I tried to order each of the above lists in roughly order of difficulty/power (my ordering of PowerBI, MATLAB, and Mathematica is not necessarily a strong opinion). The more difficult it is to learn the more powerful the program tends to be.
SIDE NOTE: More powerful statistics software tends to be more customizable, and therefore, more difficult to learn. Customization means richness in the programming language or interface you have to learn in order to operate the program. Statistics is an applied math. To get the most accurate analysis you need to customize your statistical tests to match the practical reality of your data set.
For example, you need to run a different type of regression on a data set that has observations from various firms in just one year versus a data set that observations from various firms over multiple years.
The more advanced statistics packages are just programming languages with statistics presets and you program in the gaps. This requires (1) a knowledge of that programming language and (2) a knowledge of the underlying mechanics of statistical tests. There are no guardrails if you are programming the statistical test from scratch.
11.2.3 Step #3 Presentation of Results
If you complete a great data analysis, but no one ever comes to understand its implications, was it really a great data analysis?
Part of data analytics is presenting results. Presenting results does several things.
- You probably can’t present everything, at least not with an equal level of emphasis. Thus you must make choices about the priorities of the data analysis. This forces you to think through the “so what?” of your results. It can refine your understanding of the analysis.
- Presenting results allows you (prior to presentation) and your audience (after presentation) to critically evaluate the data analysis. There might be a mistake (hopefully not a huge one!), or there might be a statistical tool that you are currently misunderstanding. Presenting allows you to get at least indirect feedback.
- Presenting results usually is a prerequisite before your analysis makes a difference for the firm. Your analysis must be presented to decision makers for it to affect their decisions. Data analysis that doesn’t affect decision making is just an expensive hobby.
How do you present data analysis? It’s possible, I guess, that the decision maker can read the raw analysis output. But that’s less likely, especially if you’re talking about communicating with a wide range of decision makers or a large number of joint decision makers. At least one of the people on the committee will have slept through statistics class (who wouldn’t!).
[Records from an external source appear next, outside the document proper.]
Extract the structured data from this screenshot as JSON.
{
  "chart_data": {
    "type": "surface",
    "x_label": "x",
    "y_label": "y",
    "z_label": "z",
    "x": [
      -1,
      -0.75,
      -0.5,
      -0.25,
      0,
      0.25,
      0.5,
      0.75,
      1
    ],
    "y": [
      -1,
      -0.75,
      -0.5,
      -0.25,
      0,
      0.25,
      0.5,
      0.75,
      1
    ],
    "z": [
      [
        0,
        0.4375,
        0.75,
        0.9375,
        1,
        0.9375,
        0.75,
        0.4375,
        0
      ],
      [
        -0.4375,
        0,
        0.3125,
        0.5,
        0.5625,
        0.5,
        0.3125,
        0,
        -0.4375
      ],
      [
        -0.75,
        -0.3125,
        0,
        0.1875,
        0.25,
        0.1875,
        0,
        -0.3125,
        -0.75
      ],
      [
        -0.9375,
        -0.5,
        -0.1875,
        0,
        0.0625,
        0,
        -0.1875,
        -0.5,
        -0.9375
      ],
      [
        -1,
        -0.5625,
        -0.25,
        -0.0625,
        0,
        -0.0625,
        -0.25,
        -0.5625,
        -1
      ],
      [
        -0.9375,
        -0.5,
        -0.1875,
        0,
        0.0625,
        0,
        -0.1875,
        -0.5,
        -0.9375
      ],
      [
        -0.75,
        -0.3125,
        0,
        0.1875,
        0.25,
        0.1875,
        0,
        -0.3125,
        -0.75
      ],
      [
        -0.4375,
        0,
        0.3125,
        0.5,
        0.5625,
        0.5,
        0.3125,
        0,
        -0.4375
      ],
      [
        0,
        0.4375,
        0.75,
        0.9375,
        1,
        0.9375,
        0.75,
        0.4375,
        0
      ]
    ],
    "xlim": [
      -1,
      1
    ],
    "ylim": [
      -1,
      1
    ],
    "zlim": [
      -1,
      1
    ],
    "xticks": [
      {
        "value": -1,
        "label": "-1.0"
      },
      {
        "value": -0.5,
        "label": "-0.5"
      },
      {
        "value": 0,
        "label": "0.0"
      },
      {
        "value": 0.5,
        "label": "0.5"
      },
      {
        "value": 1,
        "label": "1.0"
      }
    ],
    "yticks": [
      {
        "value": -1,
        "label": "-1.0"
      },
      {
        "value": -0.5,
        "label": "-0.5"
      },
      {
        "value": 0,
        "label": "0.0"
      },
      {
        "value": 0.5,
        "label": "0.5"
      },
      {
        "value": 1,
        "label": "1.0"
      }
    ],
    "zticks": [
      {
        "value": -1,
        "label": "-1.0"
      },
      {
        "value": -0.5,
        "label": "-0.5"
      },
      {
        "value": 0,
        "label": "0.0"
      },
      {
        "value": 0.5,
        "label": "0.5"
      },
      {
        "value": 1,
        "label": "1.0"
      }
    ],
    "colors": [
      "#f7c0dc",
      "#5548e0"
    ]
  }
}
Here are some typical tools for presenting data analysis.
- Tables. A well-organized and well-labelled table can help people see how row categories relate to column categories (and to understand the scale and units).
- Figures. This includes charts and graphs. These can quickly convey what categories are more or less than each other and how different categories relate to each other is more easily done visually.
- Interactive visualizations. For example, this might be a pie chart that allows you to drill own on different subcategories or filter results the pie chart if based on, in real-time. If a figure or table can be customized by the audience, it can be a very flexible way of getting right at decision makers’ questions. You don’t have to guess what decision makers want to know. They will do that on their own.